Faktencheck

Selbstschießende Polizeiautos in China? Was hinter dieser Falschmeldung steckt

Im Sommer 2025 heißt es im Netz und verschiedenen deutschen Medienberichten, dass es in der chinesischen Stadt Tianjin selbstschießende Polizeiautos gebe. Wieso das falsch ist.

von Max Bernhard

Self Driving Public Security Patrol Vehicle
Sieht süß aus, aber laut verschiedenen Beiträgen im Netz sollen solche selbstfahrenden Polizeifahrzeuge in Tianjin, China, auch scharf schießen können. Das ist eine Falschmeldung. (Symbolbild: CFOTO / Picture Alliance)
Behauptung
In der chinesischen Stadt Tianjin seien selbstschießende Polizeiautos vorgestellt worden.
Bewertung
Falsch. Die Meldung einer chinesischen Nachrichtenagentur wurde falsch übersetzt. Demnach sind die in Tianjin vorgestellten autonomen Polizeiautos nicht mit Schusswaffen, sondern mit einem Kamerasystem ausgestattet.

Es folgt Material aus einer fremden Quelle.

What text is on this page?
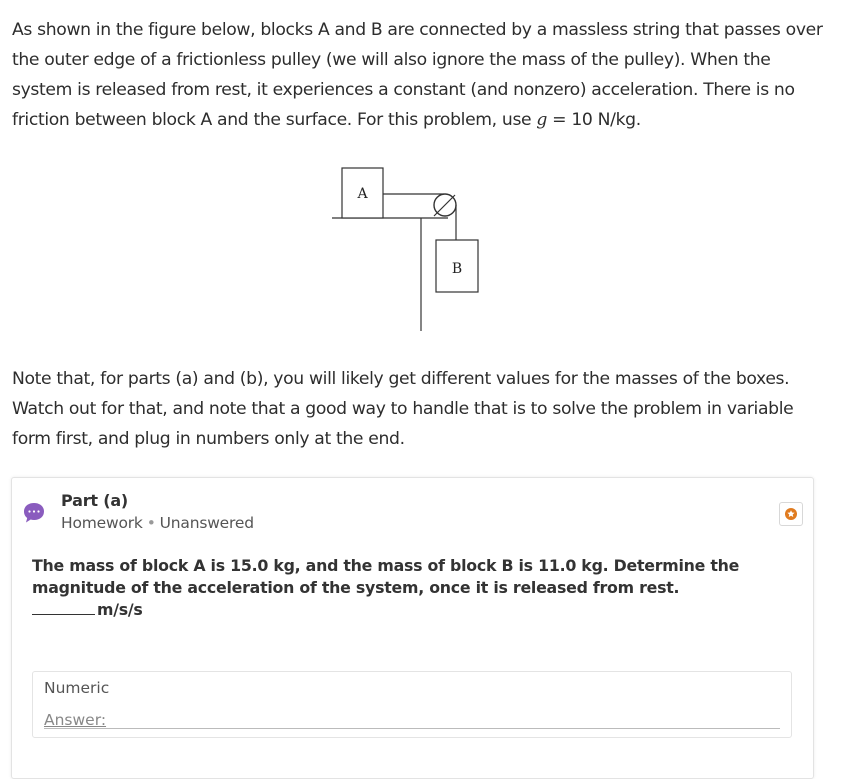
As shown in the figure below, blocks A and B are connected by a massless string that passes over the outer edge of a frictionless pulley (we will also ignore the mass of the pulley). When the system is released from rest, it experiences a constant (and nonzero) acceleration. There is no friction between block A and the surface. For this problem, use g = 10 N/kg.

A
B

Note that, for parts (a) and (b), you will likely get different values for the masses of the boxes. Watch out for that, and note that a good way to handle that is to solve the problem in variable form first, and plug in numbers only at the end.

Part (a)
Homework • Unanswered
The mass of block A is 15.0 kg, and the mass of block B is 11.0 kg. Determine the magnitude of the acceleration of the system, once it is released from rest.
m/s/s
Numeric
Answer:
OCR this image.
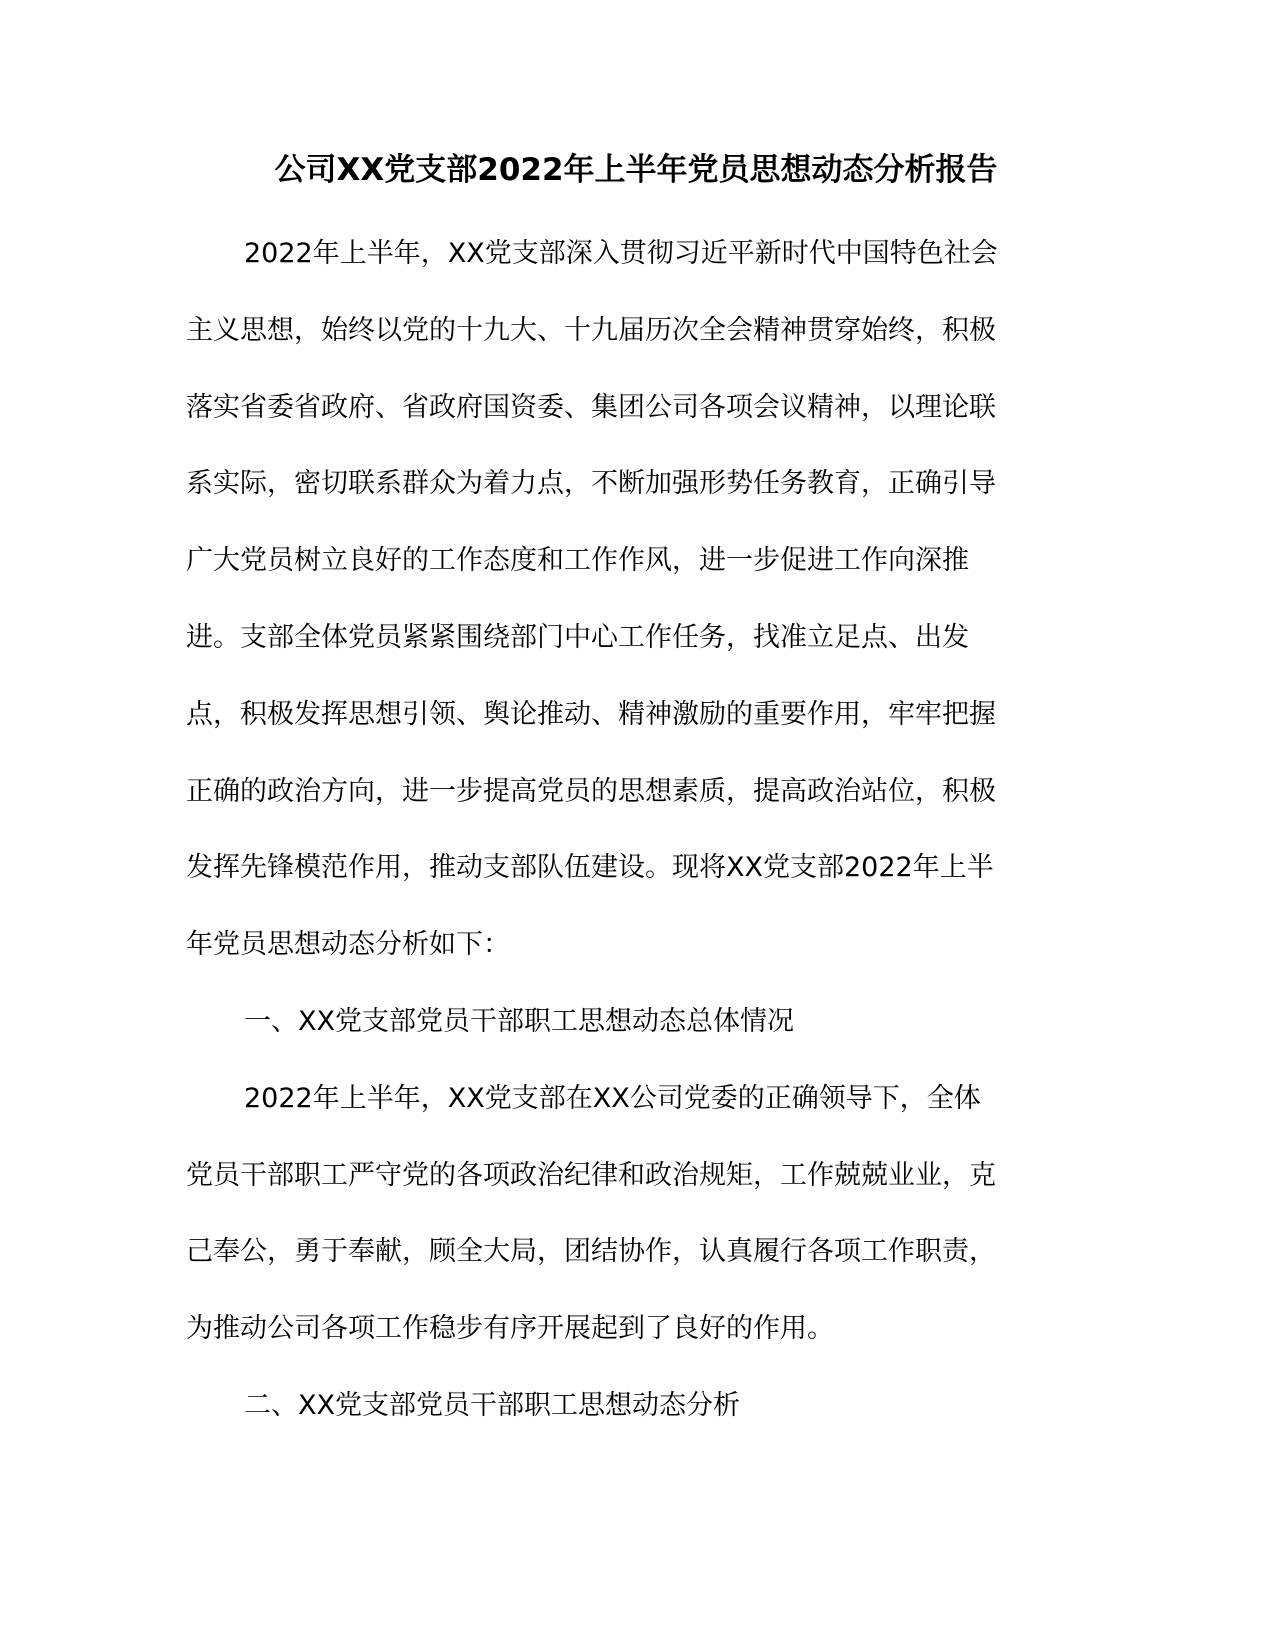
公司XX党支部2022年上半年党员思想动态分析报告
2022年上半年，XX党支部深入贯彻习近平新时代中国特色社会
主义思想，始终以党的十九大、十九届历次全会精神贯穿始终，积极
落实省委省政府、省政府国资委、集团公司各项会议精神，以理论联
系实际，密切联系群众为着力点，不断加强形势任务教育，正确引导
广大党员树立良好的工作态度和工作作风，进一步促进工作向深推
进。支部全体党员紧紧围绕部门中心工作任务，找准立足点、出发
点，积极发挥思想引领、舆论推动、精神激励的重要作用，牢牢把握
正确的政治方向，进一步提高党员的思想素质，提高政治站位，积极
发挥先锋模范作用，推动支部队伍建设。现将XX党支部2022年上半
年党员思想动态分析如下：
一、XX党支部党员干部职工思想动态总体情况
2022年上半年，XX党支部在XX公司党委的正确领导下，全体
党员干部职工严守党的各项政治纪律和政治规矩，工作兢兢业业，克
己奉公，勇于奉献，顾全大局，团结协作，认真履行各项工作职责，
为推动公司各项工作稳步有序开展起到了良好的作用。
二、XX党支部党员干部职工思想动态分析
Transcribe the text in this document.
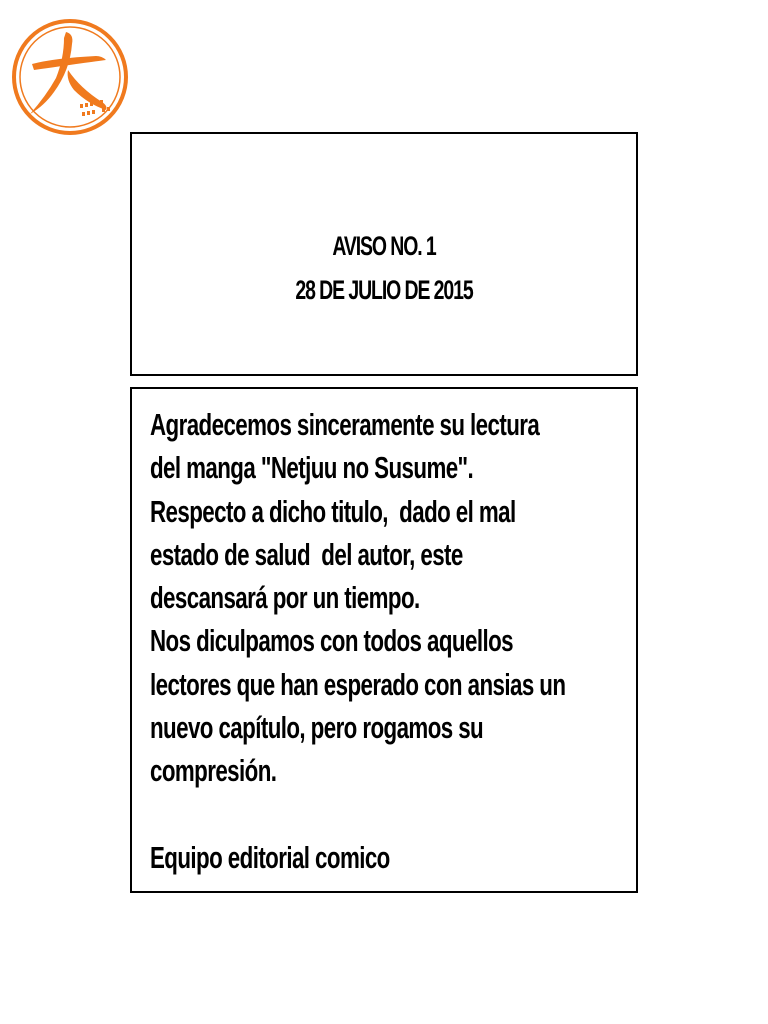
AVISO NO. 1
28 DE JULIO DE 2015
Agradecemos sinceramente su lectura
del manga "Netjuu no Susume".
Respecto a dicho titulo,  dado el mal
estado de salud  del autor, este
descansará por un tiempo.
Nos diculpamos con todos aquellos
lectores que han esperado con ansias un
nuevo capítulo, pero rogamos su
compresión.
Equipo editorial comico
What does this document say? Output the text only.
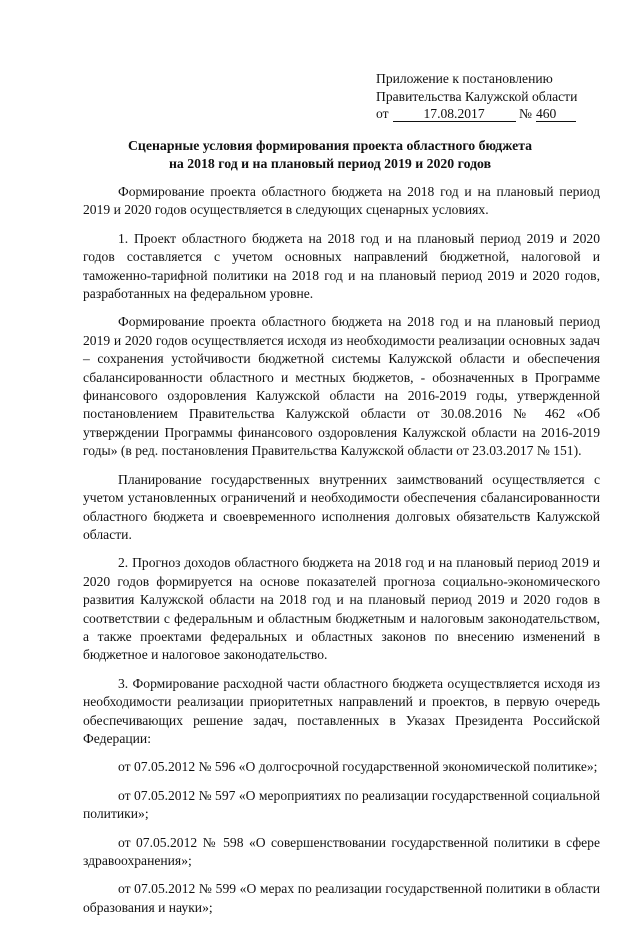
Приложение к постановлению
Правительства Калужской области
от	17.08.2017	№ 460
Сценарные условия формирования проекта областного бюджета
на 2018 год и на плановый период 2019 и 2020 годов

Формирование проекта областного бюджета на 2018 год и на плановый период 2019 и 2020 годов осуществляется в следующих сценарных условиях.

1. Проект областного бюджета на 2018 год и на плановый период 2019 и 2020 годов составляется с учетом основных направлений бюджетной, налоговой и таможенно-тарифной политики на 2018 год и на плановый период 2019 и 2020 годов, разработанных на федеральном уровне.

Формирование проекта областного бюджета на 2018 год и на плановый период 2019 и 2020 годов осуществляется исходя из необходимости реализации основных задач – сохранения устойчивости бюджетной системы Калужской области и обеспечения сбалансированности областного и местных бюджетов, - обозначенных в Программе финансового оздоровления Калужской области на 2016-2019 годы, утвержденной постановлением Правительства Калужской области от 30.08.2016 № 462 «Об утверждении Программы финансового оздоровления Калужской области на 2016-2019 годы» (в ред. постановления Правительства Калужской области от 23.03.2017 № 151).

Планирование государственных внутренних заимствований осуществляется с учетом установленных ограничений и необходимости обеспечения сбалансированности областного бюджета и своевременного исполнения долговых обязательств Калужской области.

2. Прогноз доходов областного бюджета на 2018 год и на плановый период 2019 и 2020 годов формируется на основе показателей прогноза социально-экономического развития Калужской области на 2018 год и на плановый период 2019 и 2020 годов в соответствии с федеральным и областным бюджетным и налоговым законодательством, а также проектами федеральных и областных законов по внесению изменений в бюджетное и налоговое законодательство.

3. Формирование расходной части областного бюджета осуществляется исходя из необходимости реализации приоритетных направлений и проектов, в первую очередь обеспечивающих решение задач, поставленных в Указах Президента Российской Федерации:

от 07.05.2012 № 596 «О долгосрочной государственной экономической политике»;

от 07.05.2012 № 597 «О мероприятиях по реализации государственной социальной политики»;

от 07.05.2012 № 598 «О совершенствовании государственной политики в сфере здравоохранения»;

от 07.05.2012 № 599 «О мерах по реализации государственной политики в области образования и науки»;
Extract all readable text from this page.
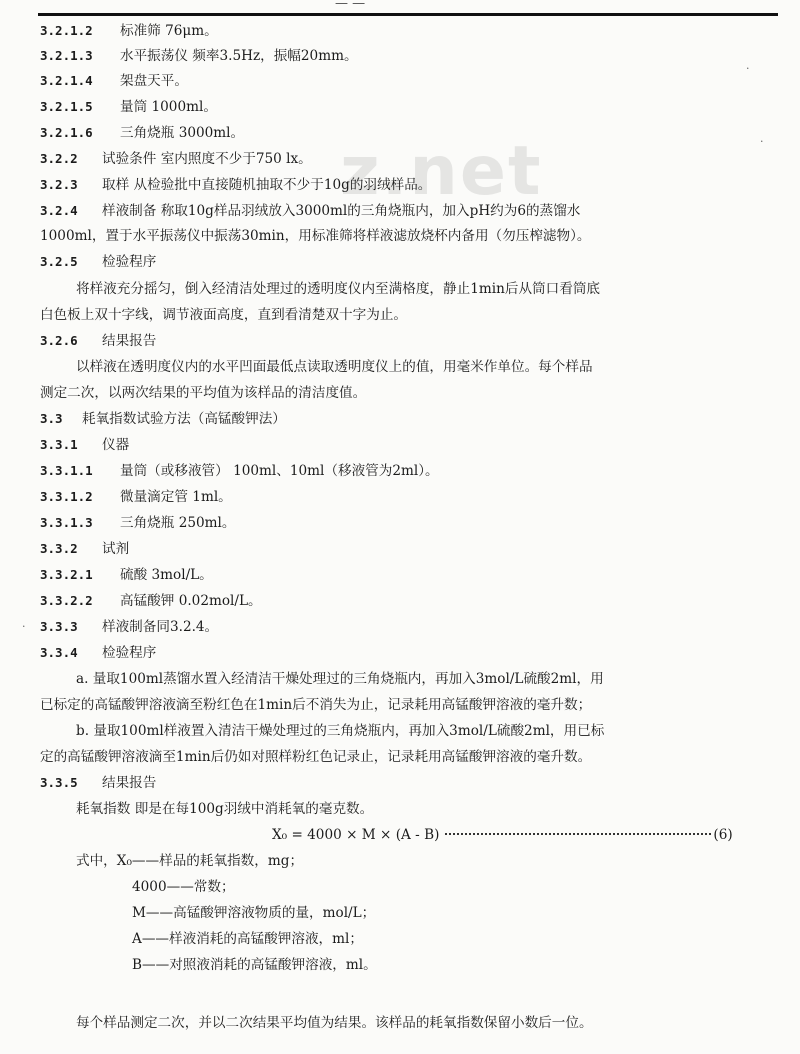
— —
z.net
3.2.1.2 标准筛 76μm。
3.2.1.3 水平振荡仪 频率3.5Hz，振幅20mm。
3.2.1.4 架盘天平。
3.2.1.5 量筒 1000ml。
3.2.1.6 三角烧瓶 3000ml。
3.2.2 试验条件 室内照度不少于750 lx。
3.2.3 取样 从检验批中直接随机抽取不少于10g的羽绒样品。
3.2.4 样液制备 称取10g样品羽绒放入3000ml的三角烧瓶内，加入pH约为6的蒸馏水
1000ml，置于水平振荡仪中振荡30min，用标准筛将样液滤放烧杯内备用（勿压榨滤物）。
3.2.5 检验程序
将样液充分摇匀，倒入经清洁处理过的透明度仪内至满格度，静止1min后从筒口看筒底
白色板上双十字线，调节液面高度，直到看清楚双十字为止。
3.2.6 结果报告
以样液在透明度仪内的水平凹面最低点读取透明度仪上的值，用毫米作单位。每个样品
测定二次，以两次结果的平均值为该样品的清洁度值。
3.3 耗氧指数试验方法（高锰酸钾法）
3.3.1 仪器
3.3.1.1 量筒（或移液管） 100ml、10ml（移液管为2ml）。
3.3.1.2 微量滴定管 1ml。
3.3.1.3 三角烧瓶 250ml。
3.3.2 试剂
3.3.2.1 硫酸 3mol/L。
3.3.2.2 高锰酸钾 0.02mol/L。
3.3.3 样液制备同3.2.4。
3.3.4 检验程序
a. 量取100ml蒸馏水置入经清洁干燥处理过的三角烧瓶内，再加入3mol/L硫酸2ml，用
已标定的高锰酸钾溶液滴至粉红色在1min后不消失为止，记录耗用高锰酸钾溶液的毫升数；
b. 量取100ml样液置入清洁干燥处理过的三角烧瓶内，再加入3mol/L硫酸2ml，用已标
定的高锰酸钾溶液滴至1min后仍如对照样粉红色记录止，记录耗用高锰酸钾溶液的毫升数。
3.3.5 结果报告
耗氧指数 即是在每100g羽绒中消耗氧的毫克数。
X₀ = 4000 × M × (A - B)	(6)
式中，X₀——样品的耗氧指数，mg；
4000——常数；
M——高锰酸钾溶液物质的量，mol/L；
A——样液消耗的高锰酸钾溶液，ml；
B——对照液消耗的高锰酸钾溶液，ml。
每个样品测定二次，并以二次结果平均值为结果。该样品的耗氧指数保留小数后一位。
·
·
·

„Eine Horrorvision aus China“, schreibt ein Nutzer Anfang September 2025 auf Facebook und teilt dazu einen Screenshot eines Artikels der Frankfurter Allgemeinen Sonntagszeitung (FAS) mit dem tatsächlich dystopisch klingenden Titel „Das selbstschießende Polizeiauto aus China“. Auch andere Beiträge in Sozialen Netzwerken und weitere Medien verbreiteten die Behauptung: Angeblich seien in der chinesischen Stadt Tianjin neue Polizeiautos vorgestellt worden, die nicht nur selbst fahren, sondern auch selbst schießen könnten.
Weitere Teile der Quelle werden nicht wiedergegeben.